Chapter 7 of 20 · 20 min

The Python library provides programmatic access to Ollama's API with typed objects and convenience methods. Install it with pip:

pip install ollama

Basic Usage

from ollama import chat
from ollama import ChatResponse

response: ChatResponse = chat(model='llama3.2:1b', messages=[
  {
    'role': 'user',
    'content': 'What is recursion?',
  },
])

print(response.message.content)

The chat function sends a request to http://localhost:11434/api/chat. It waits for the complete response by default.

Streaming Responses

from ollama import chat

stream = chat(model='llama3.2:1b', messages=[
  {'role': 'user', 'content': 'List the planets'}
], stream=True)

for chunk in stream:
    print(chunk['message']['content'], end='', flush=True)
print()

Streaming yields dictionaries as each chunk arrives. Set stream=True for real-time output.

Embeddings

from ollama import embeddings

response = embeddings(model='nomic-embed-text', prompt='Hello world')
embedding = response['embedding']
print(f'Embedding dimension: {len(embedding)}')

Error Handling

import httpx
from ollama import chat

try:
    response = chat(model='nonexistent-model', messages=[
      {'role': 'user', 'content': 'Hello'}
    ])
except httpx.ConnectError:
    print("Cannot connect to Ollama. Is the server running?")
except httpx.HTTPStatusError as e:
    print(f"API error: {e.response.status_code} - {e.response.text}")

The client raises httpx.ConnectError when the server is unreachable and httpx.HTTPStatusError for API-level errors (like requesting a non-existent model).

Client Configuration

from ollama import Client

client = Client(host='http://localhost:11434')
# Or connect to a remote host
client = Client(host='http://192.168.1.100:11434')

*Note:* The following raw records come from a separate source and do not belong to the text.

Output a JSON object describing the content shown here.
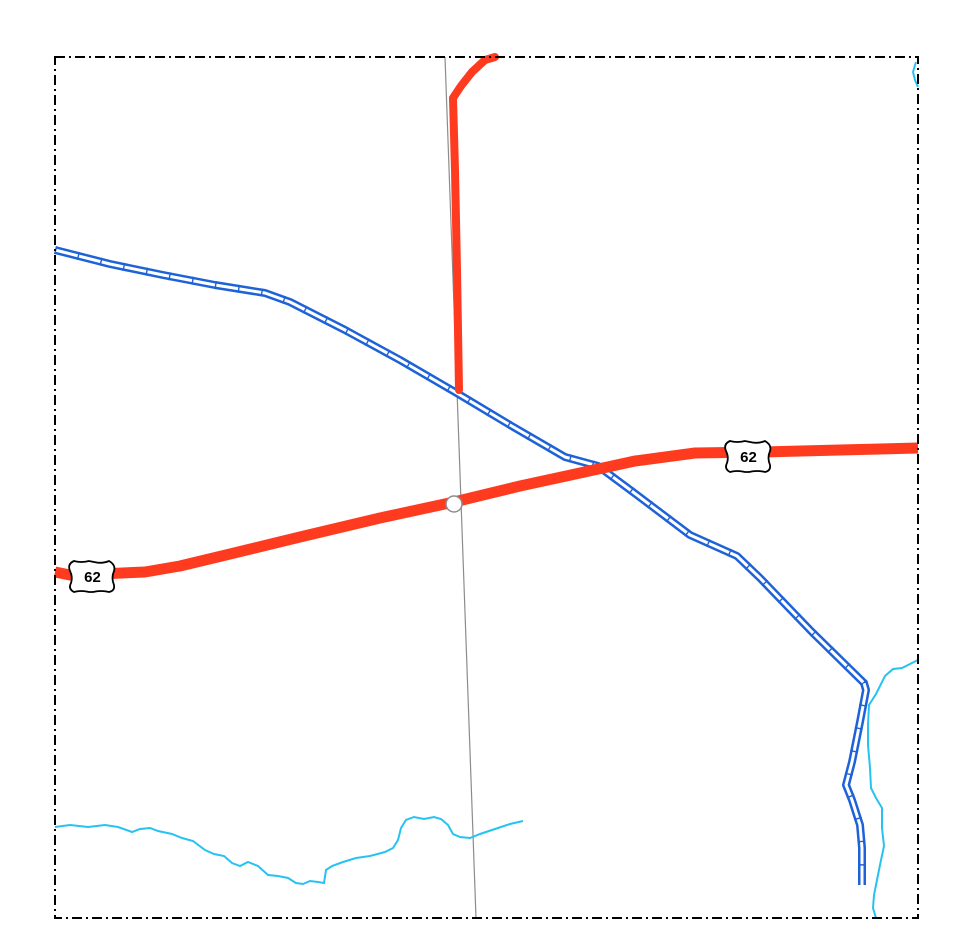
{
  "map": {
    "route_shields": [
      {
        "id": "west",
        "label": "62"
      },
      {
        "id": "east",
        "label": "62"
      }
    ],
    "colors": {
      "background": "#ffffff",
      "highway": "#ff3b1f",
      "canal_outer": "#1e62d8",
      "canal_inner": "#ffffff",
      "stream": "#27c2f2",
      "boundary": "#000000",
      "section_line": "#8c8c8c",
      "shield_fill": "#ffffff",
      "shield_stroke": "#000000"
    },
    "features": {
      "highway_name": "62",
      "has_canal": true,
      "has_streams": true,
      "has_section_line": true,
      "has_junction_marker": true,
      "border_style": "dash-dot"
    }
  }
}
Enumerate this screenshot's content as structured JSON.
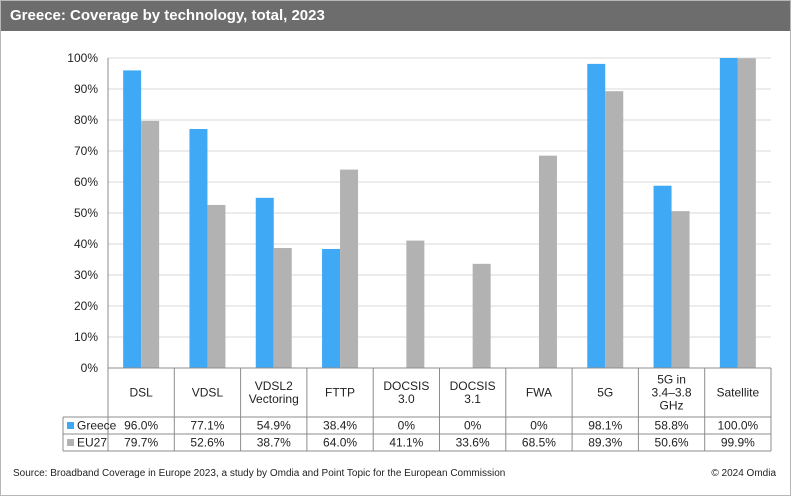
{
  "title": "Greece: Coverage by technology, total, 2023",
  "source": "Source: Broadband Coverage in Europe 2023, a study by Omdia and Point Topic for the European Commission",
  "copyright": "© 2024 Omdia",
  "colors": {
    "greece": "#3fa9f5",
    "eu27": "#b2b2b2",
    "title_bg": "#6d6d6d"
  },
  "chart_data": {
    "type": "bar",
    "categories": [
      [
        "DSL"
      ],
      [
        "VDSL"
      ],
      [
        "VDSL2",
        "Vectoring"
      ],
      [
        "FTTP"
      ],
      [
        "DOCSIS",
        "3.0"
      ],
      [
        "DOCSIS",
        "3.1"
      ],
      [
        "FWA"
      ],
      [
        "5G"
      ],
      [
        "5G in",
        "3.4–3.8",
        "GHz"
      ],
      [
        "Satellite"
      ]
    ],
    "series": [
      {
        "name": "Greece",
        "values": [
          96.0,
          77.1,
          54.9,
          38.4,
          0,
          0,
          0,
          98.1,
          58.8,
          100.0
        ],
        "labels": [
          "96.0%",
          "77.1%",
          "54.9%",
          "38.4%",
          "0%",
          "0%",
          "0%",
          "98.1%",
          "58.8%",
          "100.0%"
        ]
      },
      {
        "name": "EU27",
        "values": [
          79.7,
          52.6,
          38.7,
          64.0,
          41.1,
          33.6,
          68.5,
          89.3,
          50.6,
          99.9
        ],
        "labels": [
          "79.7%",
          "52.6%",
          "38.7%",
          "64.0%",
          "41.1%",
          "33.6%",
          "68.5%",
          "89.3%",
          "50.6%",
          "99.9%"
        ]
      }
    ],
    "yticks": [
      "0%",
      "10%",
      "20%",
      "30%",
      "40%",
      "50%",
      "60%",
      "70%",
      "80%",
      "90%",
      "100%"
    ],
    "ylim": [
      0,
      100
    ],
    "grid": true,
    "legend": "data table"
  }
}
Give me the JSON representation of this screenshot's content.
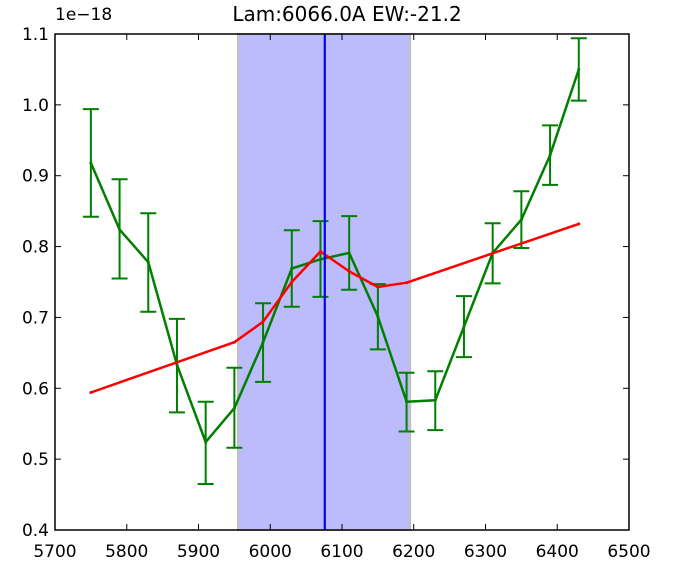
{
  "chart_data": {
    "type": "line",
    "title": "Lam:6066.0A EW:-21.2",
    "xlabel": "",
    "ylabel": "",
    "y_offset_label": "1e−18",
    "xlim": [
      5700,
      6500
    ],
    "ylim": [
      0.4,
      1.1
    ],
    "x_ticks": [
      5700,
      5800,
      5900,
      6000,
      6100,
      6200,
      6300,
      6400,
      6500
    ],
    "x_tick_labels": [
      "5700",
      "5800",
      "5900",
      "6000",
      "6100",
      "6200",
      "6300",
      "6400",
      "6500"
    ],
    "y_ticks": [
      0.4,
      0.5,
      0.6,
      0.7,
      0.8,
      0.9,
      1.0,
      1.1
    ],
    "y_tick_labels": [
      "0.4",
      "0.5",
      "0.6",
      "0.7",
      "0.8",
      "0.9",
      "1.0",
      "1.1"
    ],
    "grid": false,
    "highlight_band": {
      "x_start": 5955,
      "x_end": 6195,
      "color": "#bcbcfc",
      "edge_color": "#c0c0c0"
    },
    "center_line": {
      "x": 6076,
      "color": "#0000ff"
    },
    "series": [
      {
        "color": "#007f00",
        "errorbars": true,
        "x": [
          5750,
          5790,
          5830,
          5870,
          5910,
          5950,
          5990,
          6030,
          6070,
          6110,
          6150,
          6190,
          6230,
          6270,
          6310,
          6350,
          6390,
          6430
        ],
        "y": [
          0.918,
          0.824,
          0.778,
          0.633,
          0.524,
          0.572,
          0.665,
          0.769,
          0.782,
          0.791,
          0.701,
          0.581,
          0.583,
          0.687,
          0.791,
          0.838,
          0.929,
          1.05
        ],
        "yerr_low": [
          0.842,
          0.755,
          0.708,
          0.566,
          0.465,
          0.516,
          0.609,
          0.715,
          0.729,
          0.739,
          0.655,
          0.539,
          0.541,
          0.644,
          0.748,
          0.798,
          0.887,
          1.006
        ],
        "yerr_high": [
          0.994,
          0.895,
          0.847,
          0.698,
          0.581,
          0.629,
          0.72,
          0.823,
          0.836,
          0.843,
          0.747,
          0.622,
          0.624,
          0.73,
          0.833,
          0.878,
          0.971,
          1.094
        ]
      },
      {
        "color": "#ff0000",
        "errorbars": false,
        "x": [
          5750,
          5950,
          5990,
          6030,
          6070,
          6110,
          6150,
          6190,
          6430
        ],
        "y": [
          0.594,
          0.665,
          0.694,
          0.75,
          0.793,
          0.765,
          0.743,
          0.749,
          0.832
        ]
      }
    ]
  }
}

response = client.chat(model='llama3.2:1b', messages=[
  {'role': 'user', 'content': 'Hello'}
])

The explicit client lets you target remote Ollama instances. By default, the client connects to http://localhost:11434.

Local verification checkpoint

Run the smallest example from this chapter in a local workspace and record the package version, runtime, data path, and observed output. If the result depends on model size, vector count, CPU/GPU backend, or available memory, note that constraint beside the exercise so the lesson remains reproducible.

EXERCISE

Write a Python script that uses the streaming chat function to echo tokens as they arrive, and measure the time to first token versus time to complete response.